4Il y a là une véritable révolution mentale dont on commence seulement à décrypter les enjeux, tant l’on était habitué à considérer les choses à travers le prisme du tout-à-l’anglais ou de l’une de ses variantes, c’est-à-dire en définitive celui d’une vision purement techniciste des langues, celles-ci étant ravalées au rang de simples instruments interchangeables, alors que chaque langue constitue une vision du monde qui lui est propre. Mais les langues ne sont pas simplement des « tuyaux » : en tant que porteuses d’une vision du monde, elles informent (au sens étymologique du mot) les « contenus » qui y circulent.
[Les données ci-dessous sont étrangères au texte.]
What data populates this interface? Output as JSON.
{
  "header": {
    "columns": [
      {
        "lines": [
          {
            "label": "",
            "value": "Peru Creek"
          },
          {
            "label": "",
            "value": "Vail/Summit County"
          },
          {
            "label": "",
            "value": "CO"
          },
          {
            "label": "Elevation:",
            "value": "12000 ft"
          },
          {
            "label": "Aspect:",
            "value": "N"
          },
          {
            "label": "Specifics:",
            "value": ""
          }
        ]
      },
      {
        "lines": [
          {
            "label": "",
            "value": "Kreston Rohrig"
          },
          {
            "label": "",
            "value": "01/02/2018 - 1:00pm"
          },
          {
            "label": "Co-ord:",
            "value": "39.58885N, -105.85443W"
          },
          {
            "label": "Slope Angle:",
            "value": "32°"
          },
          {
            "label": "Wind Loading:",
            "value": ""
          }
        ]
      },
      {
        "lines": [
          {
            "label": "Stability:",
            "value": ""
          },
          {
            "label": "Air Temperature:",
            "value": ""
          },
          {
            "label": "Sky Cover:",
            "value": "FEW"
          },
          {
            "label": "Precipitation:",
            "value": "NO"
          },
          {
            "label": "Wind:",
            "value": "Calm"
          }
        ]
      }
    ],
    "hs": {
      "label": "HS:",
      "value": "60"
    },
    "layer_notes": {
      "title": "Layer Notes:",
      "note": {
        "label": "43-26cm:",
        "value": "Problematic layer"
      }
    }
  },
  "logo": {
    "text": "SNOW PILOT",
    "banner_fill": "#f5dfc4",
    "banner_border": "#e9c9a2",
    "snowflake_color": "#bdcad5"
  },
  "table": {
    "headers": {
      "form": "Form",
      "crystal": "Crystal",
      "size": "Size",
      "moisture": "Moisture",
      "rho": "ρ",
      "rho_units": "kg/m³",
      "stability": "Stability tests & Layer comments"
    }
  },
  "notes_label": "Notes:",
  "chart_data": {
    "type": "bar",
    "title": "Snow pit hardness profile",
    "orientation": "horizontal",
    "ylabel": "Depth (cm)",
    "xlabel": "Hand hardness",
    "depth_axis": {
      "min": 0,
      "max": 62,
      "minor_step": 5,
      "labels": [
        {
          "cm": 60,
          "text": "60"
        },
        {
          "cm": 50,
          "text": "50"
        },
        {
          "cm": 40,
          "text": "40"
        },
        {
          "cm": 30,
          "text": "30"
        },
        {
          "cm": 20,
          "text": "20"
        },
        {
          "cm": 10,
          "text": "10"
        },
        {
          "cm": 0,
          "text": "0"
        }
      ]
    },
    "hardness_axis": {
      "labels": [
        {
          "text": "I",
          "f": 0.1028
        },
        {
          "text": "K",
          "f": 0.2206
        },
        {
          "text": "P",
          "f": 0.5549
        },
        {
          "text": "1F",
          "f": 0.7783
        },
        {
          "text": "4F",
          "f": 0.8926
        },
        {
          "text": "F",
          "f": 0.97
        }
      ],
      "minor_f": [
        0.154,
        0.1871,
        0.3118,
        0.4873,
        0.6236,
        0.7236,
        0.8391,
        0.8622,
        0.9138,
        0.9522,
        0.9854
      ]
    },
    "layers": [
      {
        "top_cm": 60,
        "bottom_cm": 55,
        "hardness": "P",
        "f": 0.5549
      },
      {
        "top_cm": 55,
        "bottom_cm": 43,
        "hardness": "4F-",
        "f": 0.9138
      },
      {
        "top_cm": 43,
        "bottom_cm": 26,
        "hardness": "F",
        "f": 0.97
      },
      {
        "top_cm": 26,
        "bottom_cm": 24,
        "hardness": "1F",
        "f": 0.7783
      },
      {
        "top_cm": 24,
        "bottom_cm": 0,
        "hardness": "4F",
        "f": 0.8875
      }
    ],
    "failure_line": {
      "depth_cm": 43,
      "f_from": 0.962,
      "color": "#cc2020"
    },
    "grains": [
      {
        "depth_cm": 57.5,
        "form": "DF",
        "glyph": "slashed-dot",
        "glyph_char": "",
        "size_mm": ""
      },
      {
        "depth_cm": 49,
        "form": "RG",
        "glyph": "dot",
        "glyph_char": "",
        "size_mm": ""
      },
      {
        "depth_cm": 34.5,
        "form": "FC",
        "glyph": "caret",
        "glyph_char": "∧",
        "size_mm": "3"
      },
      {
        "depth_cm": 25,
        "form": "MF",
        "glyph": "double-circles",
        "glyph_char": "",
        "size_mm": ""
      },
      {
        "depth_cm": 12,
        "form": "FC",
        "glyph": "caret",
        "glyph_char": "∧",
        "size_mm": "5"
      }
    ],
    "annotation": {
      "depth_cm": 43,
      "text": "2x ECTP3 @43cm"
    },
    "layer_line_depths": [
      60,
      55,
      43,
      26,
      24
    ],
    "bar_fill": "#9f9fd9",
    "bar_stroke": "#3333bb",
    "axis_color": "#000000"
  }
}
La British Academy contre le tout-à-l’anglais

5Signe des temps, c’est de l’intérieur même du monde anglophone que les critiques du tout-à-l’anglais se font maintenant entendre de manière de plus en plus alarmiste. On n’insistera jamais assez sur ce point : il y a seulement une vingtaine d’années, le fait que l’anglais soit promis à un rayonnement planétaire n’était pas de nature à inquiéter les anglophones, bien au contraire. En particulier, il les dispensait d’avoir à apprendre d’autres langues : pourquoi se mettre à apprendre la langue de l’Autre, quand l’Autre connaît votre langue ? À terme, la possibilité de communiquer à l’échelle de la planète dans une seule et unique langue commune était perçue comme une manière de vaincre définitivement la prétendue malédiction de Babel. La modernité ne résiderait-elle pas justement là ? Qui plus est, un nombre impressionnant de pays se sont mis à mettre en place une politique des langues qui confortait une telle vision des choses : le tout-à-l’anglais commence d’abord à l’étranger, et non dans les pays anglophones eux-mêmes. Non que d’autres langues que l’anglais ne soient également enseignées comme langues étrangères : mais celle qui a tendance à compter plus que toutes les autres, c’est manifestement l’anglais (Graddol, 2000). Pour paraphraser George Orwell, toutes les langues sont considérées comme égales, mais certaines sont plus égales que d’autres.

6Mais le succès du tout-à-l’anglais a fait une victime collatérale de taille : le monolinguisme des pays anglophones, à commencer par le Royaume-Uni, pays où pourtant cette langue est née. À l’ère de la mondialisation, les anglophones se retrouvent maintenant en concurrence – notamment dans le cadre de l’économie – avec des pays qui offrent l’avantage comparatif de maîtriser l’anglais et d’autres langues (Graddol, 2007). Pourquoi, par exemple, « localiser » une entreprise en Angleterre quand on vise le marché européen, alors que l’on dispose d’un personnel plurilingue hautement qualifié ailleurs, pour qui la communication en anglais n’est pas un problème ? À l’inverse, les entreprises britanniques auront toutes les peines du monde à trouver du personnel en mesure de traiter avec leurs homologues directement dans leurs langues respectives, pour une multitude de cas. En fait, l’anglais seul ne suffit pas ; il faut connaître la langue du pays, et plus généralement sa culture. Dans une économie mondialisée, cette donnée devient fondamentale, comme l’ont souligné P. Christopher Earley et Elaine Mosakowski dans la Harvard Business Review (2004) dans un article consacré au concept d’« intelligence culturelle », qui, depuis, a fait florès (Chua et Morris, 2009), notamment sous la forme du « management interculturel ». Dans un tel monde, être monolingue n’est plus un atout, c’est un handicap, même si – et c’est là une nouveauté majeure – l’on est un « locuteur natif » de la langue de la mondialisation, à savoir l’anglais.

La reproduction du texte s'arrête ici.